これも80年代半ばのかなり古い話になってしまいますが、アフリカのスーダンに無線電話システムを導入するプロジェクトに参加する機会を得ました。日本からの無償援助です。
首都のハルツームからナイル川に沿って南に150Kmほど下ったところに、ワドメダニという小さな町があります。そのそばの「ゲジラ地区」という、昔イギリスが灌漑システムを構築し綿花の生産を推進した広大な土地に無線電話網を引くというプロジェクトです。

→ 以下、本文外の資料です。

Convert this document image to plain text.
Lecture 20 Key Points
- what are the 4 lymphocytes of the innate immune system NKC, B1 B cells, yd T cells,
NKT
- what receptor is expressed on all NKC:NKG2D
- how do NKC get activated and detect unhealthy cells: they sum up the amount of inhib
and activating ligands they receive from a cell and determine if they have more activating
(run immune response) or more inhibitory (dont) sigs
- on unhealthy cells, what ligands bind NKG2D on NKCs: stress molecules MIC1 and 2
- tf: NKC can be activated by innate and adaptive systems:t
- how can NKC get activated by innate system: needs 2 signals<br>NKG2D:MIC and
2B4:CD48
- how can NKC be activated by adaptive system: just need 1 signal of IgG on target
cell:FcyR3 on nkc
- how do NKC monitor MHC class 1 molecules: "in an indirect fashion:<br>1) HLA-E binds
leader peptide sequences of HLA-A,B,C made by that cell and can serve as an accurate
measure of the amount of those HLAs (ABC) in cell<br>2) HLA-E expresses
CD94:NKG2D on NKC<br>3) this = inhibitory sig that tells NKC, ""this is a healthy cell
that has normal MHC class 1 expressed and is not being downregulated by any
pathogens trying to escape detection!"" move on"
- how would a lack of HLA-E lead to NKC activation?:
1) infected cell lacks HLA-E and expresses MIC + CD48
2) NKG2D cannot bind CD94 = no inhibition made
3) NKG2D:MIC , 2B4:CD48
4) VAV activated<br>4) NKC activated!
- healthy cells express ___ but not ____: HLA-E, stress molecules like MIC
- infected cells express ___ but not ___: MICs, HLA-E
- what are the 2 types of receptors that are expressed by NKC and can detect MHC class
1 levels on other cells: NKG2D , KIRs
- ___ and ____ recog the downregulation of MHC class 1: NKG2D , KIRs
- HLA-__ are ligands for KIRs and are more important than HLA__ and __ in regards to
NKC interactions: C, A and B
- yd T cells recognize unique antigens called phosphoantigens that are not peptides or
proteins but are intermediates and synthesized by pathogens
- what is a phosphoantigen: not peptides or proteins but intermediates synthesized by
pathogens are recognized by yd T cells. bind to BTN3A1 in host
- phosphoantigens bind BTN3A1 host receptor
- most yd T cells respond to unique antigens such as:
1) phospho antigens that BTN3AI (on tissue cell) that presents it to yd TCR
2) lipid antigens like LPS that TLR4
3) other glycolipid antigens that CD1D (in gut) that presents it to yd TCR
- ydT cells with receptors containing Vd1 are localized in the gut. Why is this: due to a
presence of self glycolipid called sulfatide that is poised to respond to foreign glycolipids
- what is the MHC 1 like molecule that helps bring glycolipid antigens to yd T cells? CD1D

自動車電話と違い電話機自体は移動しませんので、通話を隣の無線基地局に渡す「ハンドオフ(ハンドオーバー)」や交換機同士の切替「ローミング」という仕組みが不要であり、それに端末側には八木などの指向性アンテナが使え、山やビルが無いためサービスエリア推定が容易なことからシステム設計は比較的楽です。
ちなみに、通常の電話回線であれば無線ではなく有線で良さそうですが、広大な土地に電話線を引くコスト、ケーブルの盗難、メンテナンス等を考慮して無線になったようです。ただし問題は電源です。
電話機を設置する場所は、普通の家や事務所などでなく農業小屋のような簡素で電気が来ていないところもあります。有線電話であれば端末側は電源は必要ありませんが、無線電話ではそうはいきません。
そこで、端末側のアンテナポールに小型のソーラーパネルを付けバッテリー駆動させることにしました。ソーラーパネルの周りには何本か針金を立て、鳥が寄ってこないようにしています。
すでに35年ほど経っており、今現地はどうなっているのか・・・知りたいような知りたくないような気持ちです。おそらく携帯電話システムが構築され、現地の方は普通にスマホを使っているのでしょう。